Weird character encoding in WordPress
I recently had to migrate an older WordPress site to a new server while building a replacement. As soon as I got it running – with an up-to-date version of WordPress – I noticed strange, stray characters. I certainly didn’t add them, so where do these come from?
Character encoding and why it matters
I won’t go into too much depth about character encoding, but essentially all the content of your WordPress site is stored in a MySQL database, encoded in the UTF8 character set. The UTF8 character encoding set contains all possible characters, from letters to numbers and punctuation.
Early versions of WordPress (pre-2.3) didn’t specifically declare what character set to use at installation, so the default set – usually Latin1 – was used instead. WordPress, however, would still attempt to store your content in the UTF8 charset.
The result?
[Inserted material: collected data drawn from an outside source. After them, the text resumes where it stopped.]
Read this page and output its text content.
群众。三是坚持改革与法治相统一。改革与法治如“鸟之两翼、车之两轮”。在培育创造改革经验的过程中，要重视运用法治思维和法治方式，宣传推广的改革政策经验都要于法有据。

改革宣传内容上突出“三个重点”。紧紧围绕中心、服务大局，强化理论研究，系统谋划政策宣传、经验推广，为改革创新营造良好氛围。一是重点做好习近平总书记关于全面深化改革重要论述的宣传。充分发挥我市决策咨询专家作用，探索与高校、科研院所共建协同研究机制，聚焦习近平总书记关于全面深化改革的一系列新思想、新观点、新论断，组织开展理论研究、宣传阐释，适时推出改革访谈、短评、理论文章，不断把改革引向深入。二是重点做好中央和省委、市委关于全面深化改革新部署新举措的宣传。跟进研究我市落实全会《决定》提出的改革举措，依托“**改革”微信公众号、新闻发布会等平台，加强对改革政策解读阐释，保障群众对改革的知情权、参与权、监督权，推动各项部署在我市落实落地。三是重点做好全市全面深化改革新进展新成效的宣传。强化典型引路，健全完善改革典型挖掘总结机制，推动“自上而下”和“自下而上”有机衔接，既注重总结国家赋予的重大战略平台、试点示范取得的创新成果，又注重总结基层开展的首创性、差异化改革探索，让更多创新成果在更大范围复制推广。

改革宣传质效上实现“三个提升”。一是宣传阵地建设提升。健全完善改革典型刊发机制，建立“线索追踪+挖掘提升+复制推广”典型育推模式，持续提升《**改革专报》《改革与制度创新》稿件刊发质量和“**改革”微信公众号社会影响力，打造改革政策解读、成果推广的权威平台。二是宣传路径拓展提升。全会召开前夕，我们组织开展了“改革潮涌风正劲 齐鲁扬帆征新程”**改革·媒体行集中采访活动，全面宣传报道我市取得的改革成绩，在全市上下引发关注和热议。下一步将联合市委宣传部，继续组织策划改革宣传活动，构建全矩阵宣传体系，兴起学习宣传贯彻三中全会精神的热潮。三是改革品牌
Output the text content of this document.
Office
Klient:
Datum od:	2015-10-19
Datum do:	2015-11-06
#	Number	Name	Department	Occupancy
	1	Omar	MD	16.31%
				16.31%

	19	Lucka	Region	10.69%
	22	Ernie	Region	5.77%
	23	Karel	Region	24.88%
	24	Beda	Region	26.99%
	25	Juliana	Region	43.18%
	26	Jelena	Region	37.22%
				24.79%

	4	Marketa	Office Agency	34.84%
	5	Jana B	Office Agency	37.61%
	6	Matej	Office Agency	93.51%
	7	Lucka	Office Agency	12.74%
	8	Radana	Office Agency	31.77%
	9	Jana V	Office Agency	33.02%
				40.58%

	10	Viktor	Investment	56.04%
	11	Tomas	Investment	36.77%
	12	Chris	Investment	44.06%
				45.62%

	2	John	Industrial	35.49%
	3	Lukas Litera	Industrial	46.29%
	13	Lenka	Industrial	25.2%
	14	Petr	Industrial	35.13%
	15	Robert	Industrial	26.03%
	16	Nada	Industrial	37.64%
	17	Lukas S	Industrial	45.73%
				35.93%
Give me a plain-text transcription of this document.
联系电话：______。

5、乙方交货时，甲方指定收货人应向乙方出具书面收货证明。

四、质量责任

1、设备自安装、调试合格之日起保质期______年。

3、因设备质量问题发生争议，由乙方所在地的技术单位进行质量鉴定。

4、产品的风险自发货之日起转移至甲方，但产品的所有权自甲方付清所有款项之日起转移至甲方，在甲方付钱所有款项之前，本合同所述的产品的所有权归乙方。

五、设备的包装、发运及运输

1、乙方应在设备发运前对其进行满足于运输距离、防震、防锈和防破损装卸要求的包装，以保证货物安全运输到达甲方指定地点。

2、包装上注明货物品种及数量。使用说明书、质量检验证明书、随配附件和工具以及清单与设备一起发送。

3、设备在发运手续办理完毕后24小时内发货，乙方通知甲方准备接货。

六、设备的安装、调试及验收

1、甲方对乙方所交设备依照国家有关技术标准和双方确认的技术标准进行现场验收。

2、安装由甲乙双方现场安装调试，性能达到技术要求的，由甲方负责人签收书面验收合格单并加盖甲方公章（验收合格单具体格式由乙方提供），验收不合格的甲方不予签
A look at the front-end of your site showed all kinds of unusual and unexpected characters.
Fixing the problem
Once I knew what the problem was, I found a simple fix. No charset had been defined, so I added in the following two lines to my wp-config.php file.
define('DB_CHARSET', 'utf8'); /* Database Charset. */
define('DB_COLLATE', ''); /* Database Collate type. */
I saved the file, crossed my fingers and refreshed… and the problem was immediately fixed. Whether this will work 100% of the time I couldn’t say, but in the hopes that it will serve as a reminder to myself – and a possible help to others – I thought I’d better make note of it!